Someone knocked at the door. Morwinyon rose to answer it with a sigh, and met Arwen's eyes.
"May I come in?" Arwen asked.
Morwinyon stood aside, and Kili sat up, crossing his legs underneath him. Morwinyon closed the door and joined him on the bed, leaving the desk chair for Arwen.
"Your asking after Estel will have given you no worries of his suitability," Arwen said.
"I worry to meet him," Morwinyon replied, exchanging a glance with Kili. "Such a paragon as he will surely be intimidating."
Arwen ducked her head, but Morwinyon thought she saw a smile. "I am hardly unbiased."
"Why do you come to us, cousin?" Morwinyon asked. "Is it only to tell us something we already know?"
"He is your cousin too," Arwen pointed out, still looking at her lap.
"All royalty in Middle Earth are in some way my cousin," Morwinyon retorted.
"I'm not related to at least three of the dwarf lords," Kili offered.
"Rohan," Arwen murmured.
"Who rules the easterlings?" Kili asked.
"Most royalty," Morwinyon amended. "What do you want, Arwen?"
"You should meet him," Arwen said, still without looking up. "You should form your own opinions."
Morwinyon let herself fall back onto the bed. Kili shook his head at her and said to Arwen, "Unless Aragorn has appeared sometime during the last hour, meeting him is out of the question. Unless your father lied to us when he said he sent him on a quest of great importance."
Arwen shook her head. "My father does not lie. You should go after Estel. How better to learn of him than to travel with him?"
Something in her tone made Morwinyon sit up again and examine her, and Arwen looked up and met her eyes.
"I worry for him," Arwen said. "I worry for Middle Earth too, but I worry most for him."
"You want me to bodyguard your beloved," Morwinyon said flatly.
"You wish for insight into his character?" Arwen asked. "I will give you that. I will have my brothers tell you his every waking moment from boyhood. I have all of his letters to me - you may read them at your leisure, from his teens to only three months ago. He has written to me since before he loved me, and before I loved him. Only please, help him? You have lived when others have not, you have triumphed where others have not-"
She cut herself off, hands clutching convulsively together in her lap.
Kili said, "It isn't that I don't sympathize, my lady, but he has left already, and we don't know his goal."
"I know his goal," Arwen said, eyes going hard. "My father tried to keep it from me, to keep me from worry, but Elladan told me. They journey to Mordor. They will destroy Sauron's ring if they can. I would go, but - well. I have a duty here."
Morwinyon, whose reading on the subject had been in Mirkwood, frowned. Sauron's ring had been lost after the war for it, had it not? She supposed it could have been found. Arwen had no reason to lie.
"They?" she asked.
"His companions," Arwen replied, sounding surprised. "Gimli, son of Gloin, and Mithrandir, and hobbits aplenty. Your brother goes too."

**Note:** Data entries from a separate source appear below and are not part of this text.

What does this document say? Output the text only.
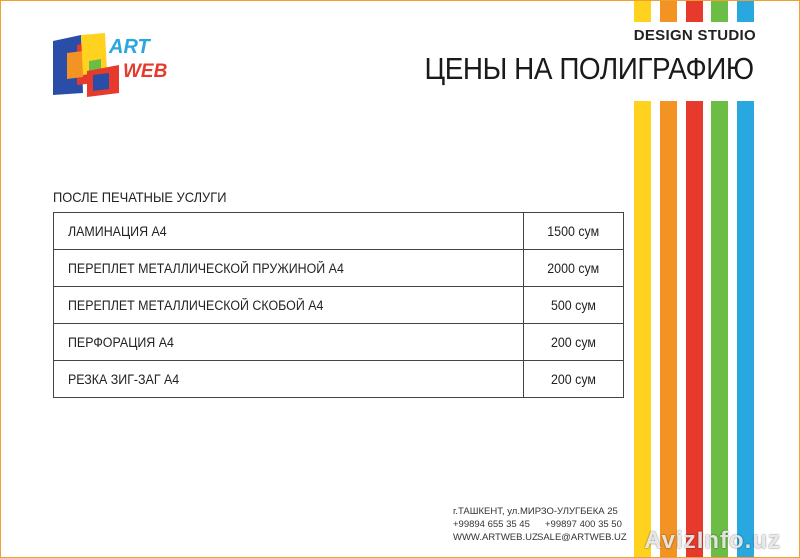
DESIGN STUDIO
ЦЕНЫ НА ПОЛИГРАФИЮ
ART
WEB
ПОСЛЕ ПЕЧАТНЫЕ УСЛУГИ
ЛАМИНАЦИЯ А4	1500 сум
ПЕРЕПЛЕТ МЕТАЛЛИЧЕСКОЙ ПРУЖИНОЙ А4	2000 сум
ПЕРЕПЛЕТ МЕТАЛЛИЧЕСКОЙ СКОБОЙ А4	500 сум
ПЕРФОРАЦИЯ А4	200 сум
РЕЗКА ЗИГ-ЗАГ А4	200 сум
г.ТАШКЕНТ, ул.МИРЗО-УЛУГБЕКА 25
+99894 655 35 45 +99897 400 35 50
WWW.ARTWEB.UZSALE@ARTWEB.UZ AvizInfo.uz
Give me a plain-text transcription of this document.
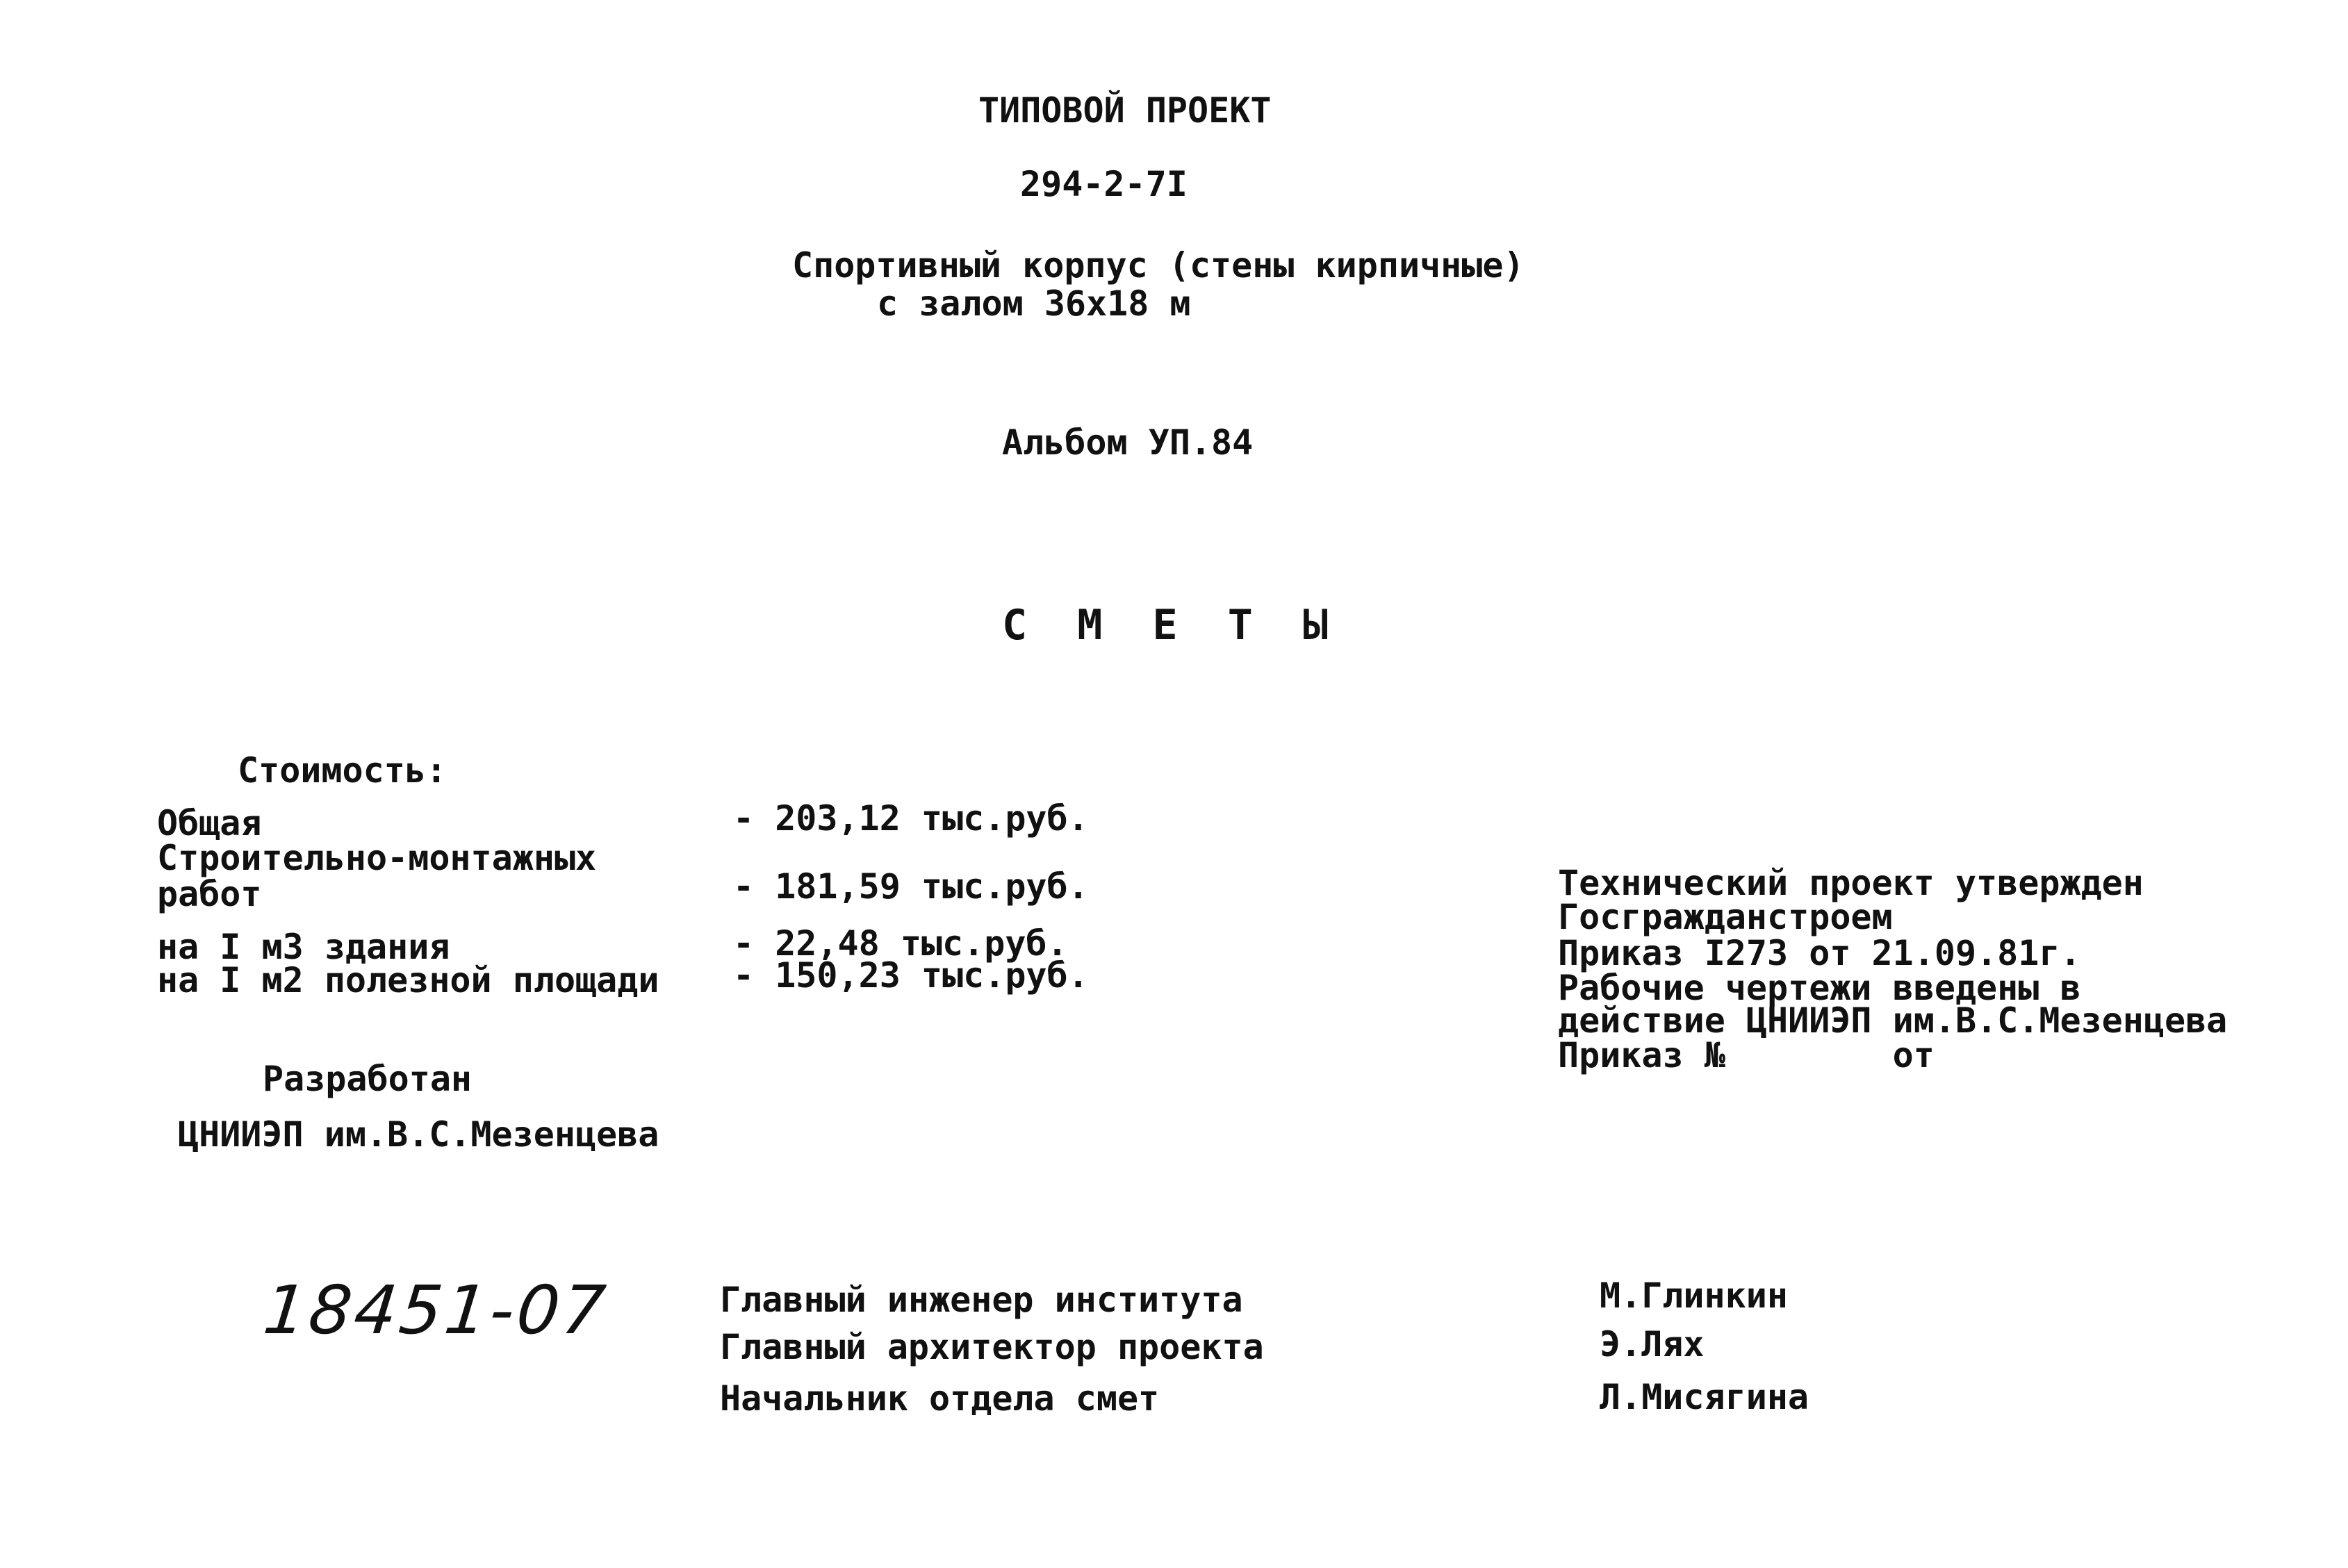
ТИПОВОЙ ПРОЕКТ
294-2-7I
Спортивный корпус (стены кирпичные)
с залом 36x18 м
Альбом УП.84
С М Е Т Ы
Стоимость:
Общая	- 203,12 тыс.руб.
Строительно-монтажных
работ	- 181,59 тыс.руб.
на I м3 здания	- 22,48 тыс.руб.
на I м2 полезной площади - 150,23 тыс.руб.
Разработан
ЦНИИЭП им.В.С.Мезенцева
Технический проект утвержден
Госгражданстроем
Приказ I273 от 21.09.81г.
Рабочие чертежи введены в
действие ЦНИИЭП им.В.С.Мезенцева
Приказ №        от
18451-07	Главный инженер института	М.Глинкин
Главный архитектор проекта	Э.Лях
Начальник отдела смет	Л.Мисягина
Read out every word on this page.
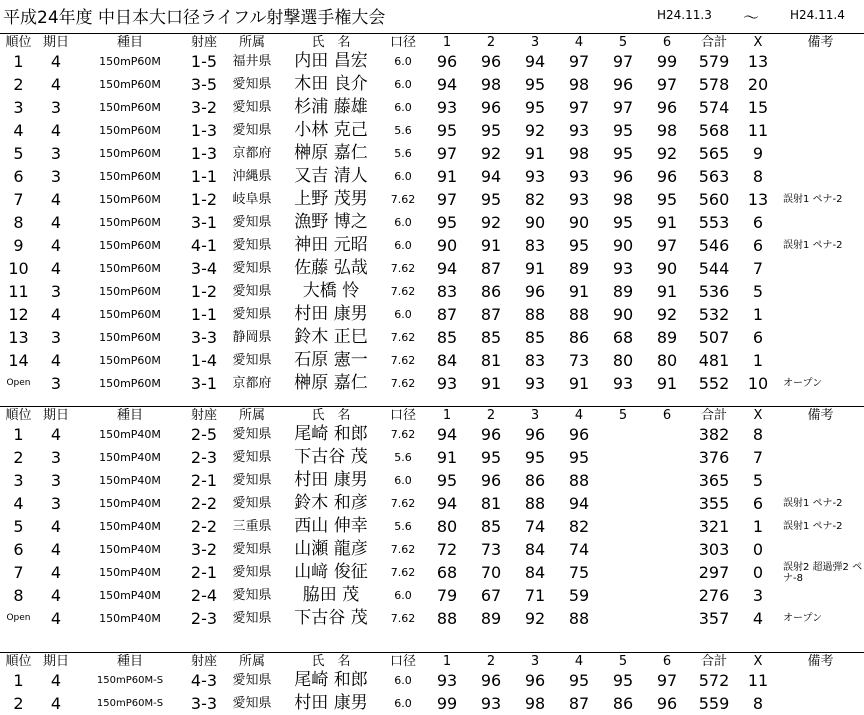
平成24年度 中日本大口径ライフル射撃選手権大会	H24.11.3 ～	H24.11.4
順位	期日	種目	射座	所属	氏　名	口径	1	2	3	4	5	6	合計	X	備考
1	4	150mP60M	1-5	福井県	内田 昌宏	6.0	96	96	94	97	97	99	579	13	
2	4	150mP60M	3-5	愛知県	木田 良介	6.0	94	98	95	98	96	97	578	20	
3	3	150mP60M	3-2	愛知県	杉浦 藤雄	6.0	93	96	95	97	97	96	574	15	
4	4	150mP60M	1-3	愛知県	小林 克己	5.6	95	95	92	93	95	98	568	11	
5	3	150mP60M	1-3	京都府	榊原 嘉仁	5.6	97	92	91	98	95	92	565	9	
6	3	150mP60M	1-1	沖縄県	又吉 清人	6.0	91	94	93	93	96	96	563	8	
7	4	150mP60M	1-2	岐阜県	上野 茂男	7.62	97	95	82	93	98	95	560	13	誤射1 ペナ-2
8	4	150mP60M	3-1	愛知県	漁野 博之	6.0	95	92	90	90	95	91	553	6	
9	4	150mP60M	4-1	愛知県	神田 元昭	6.0	90	91	83	95	90	97	546	6	誤射1 ペナ-2
10	4	150mP60M	3-4	愛知県	佐藤 弘哉	7.62	94	87	91	89	93	90	544	7	
11	3	150mP60M	1-2	愛知県	大橋 怜	7.62	83	86	96	91	89	91	536	5	
12	4	150mP60M	1-1	愛知県	村田 康男	6.0	87	87	88	88	90	92	532	1	
13	3	150mP60M	3-3	静岡県	鈴木 正巳	7.62	85	85	85	86	68	89	507	6	
14	4	150mP60M	1-4	愛知県	石原 憲一	7.62	84	81	83	73	80	80	481	1	
Open	3	150mP60M	3-1	京都府	榊原 嘉仁	7.62	93	91	93	91	93	91	552	10	オープン
順位	期日	種目	射座	所属	氏　名	口径	1	2	3	4	5	6	合計	X	備考
1	4	150mP40M	2-5	愛知県	尾崎 和郎	7.62	94	96	96	96			382	8	
2	3	150mP40M	2-3	愛知県	下古谷 茂	5.6	91	95	95	95			376	7	
3	3	150mP40M	2-1	愛知県	村田 康男	6.0	95	96	86	88			365	5	
4	3	150mP40M	2-2	愛知県	鈴木 和彦	7.62	94	81	88	94			355	6	誤射1 ペナ-2
5	4	150mP40M	2-2	三重県	西山 伸幸	5.6	80	85	74	82			321	1	誤射1 ペナ-2
6	4	150mP40M	3-2	愛知県	山瀬 龍彦	7.62	72	73	84	74			303	0	
7	4	150mP40M	2-1	愛知県	山﨑 俊征	7.62	68	70	84	75			297	0	誤射2 超過弾2 ペナ-8
8	4	150mP40M	2-4	愛知県	脇田 茂	6.0	79	67	71	59			276	3	
Open	4	150mP40M	2-3	愛知県	下古谷 茂	7.62	88	89	92	88			357	4	オープン
順位	期日	種目	射座	所属	氏　名	口径	1	2	3	4	5	6	合計	X	備考
1	4	150mP60M-S	4-3	愛知県	尾崎 和郎	6.0	93	96	96	95	95	97	572	11	
2	4	150mP60M-S	3-3	愛知県	村田 康男	6.0	99	93	98	87	86	96	559	8	
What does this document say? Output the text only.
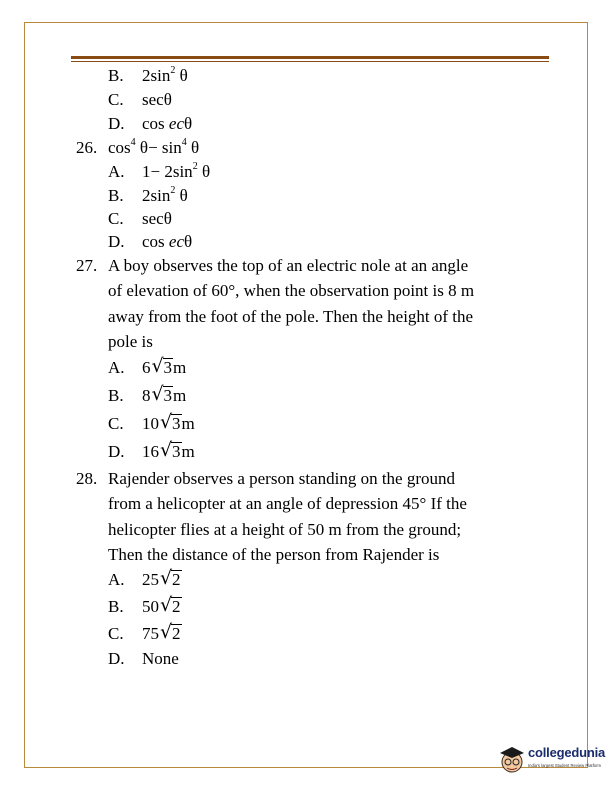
B. $2\sin^2$ θ
C. secθ
D. cos ecθ
26. $\cos^4 \theta- \sin^4 \theta$
A. $1- 2\sin^2$ θ
B. $2\sin^2$ θ
C. secθ
D. cos ecθ
27. A boy observes the top of an electric nole at an angle
of elevation of 60°, when the observation point is 8 m
away from the foot of the pole. Then the height of the
pole is
A. 6 √ 3m
B. 8 √ 3m
C. 10 √ 3m
D. 16 √ 3m
28. Rajender observes a person standing on the ground
from a helicopter at an angle of depression 45° If the
helicopter flies at a height of 50 m from the ground;
Then the distance of the person from Rajender is
A. 25 √ 2
B. 50 √ 2
C. 75 √ 2
D. None
collegedunia
India's largest Student Review Platform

Of course Legolas went, Morwinyon thought. She tried not to be bitter and failed. Legolas had always been able to go and to do things she would not have been allowed. Who was Aragorn, though, that the prince of Mirkwood would declare him king and then go with him into danger?
That argument would not likely sway the clans. Alia maybe, because Legolas was Morwinyon's brother, but no one else. She could write that Aragorn worked well with other nations. When had she begun to think of ways to present Aragorn so that he might be accepted? When she learned her brother had spoken for him, probably, and now her cousin was in love.
Morwinyon looked at Kili, who shrugged. Their message to Dis, sent with Gloin's messenger, would at least assure her they were alive for the moment. It was becoming rapidly clear that they could learn no more in Rivendell. They could send another note to Dis with the missive to Alia.
"Do you know their route?" Morwinyon asked.
Arwen did not know their intended route, but she knew the destination and could make a good guess. Morwinyon packed Aragorn's letters away with a pang and a sack of lembas made by Arwen's own hands. Arwen's expression did not waver as Morwinyon wrapped waybread and letters carefully.
"I will bring them back," Morwinyon assured her.
"Bring Estel back," Arwen said. "You can keep the letters if you bring me the person."
It was on the tip of Morwinyon's tongue to ask if she could keep the letters if she did not bring the person, but she gripped Fili's clasp and decided not to.
Elrond met them at the gates with no retinue. Not even Arwen was there: she had had to leave to deal with a problem in the storerooms. Bandages were running thin, or being nibbled on, or something. Morwinyon had not been too clear on the details. Arwen, clearly, kept busy as one of her father's stewards.
"I will not ask you not to go," Elrond said. "Your mother would not have stopped, if she set her mind to something."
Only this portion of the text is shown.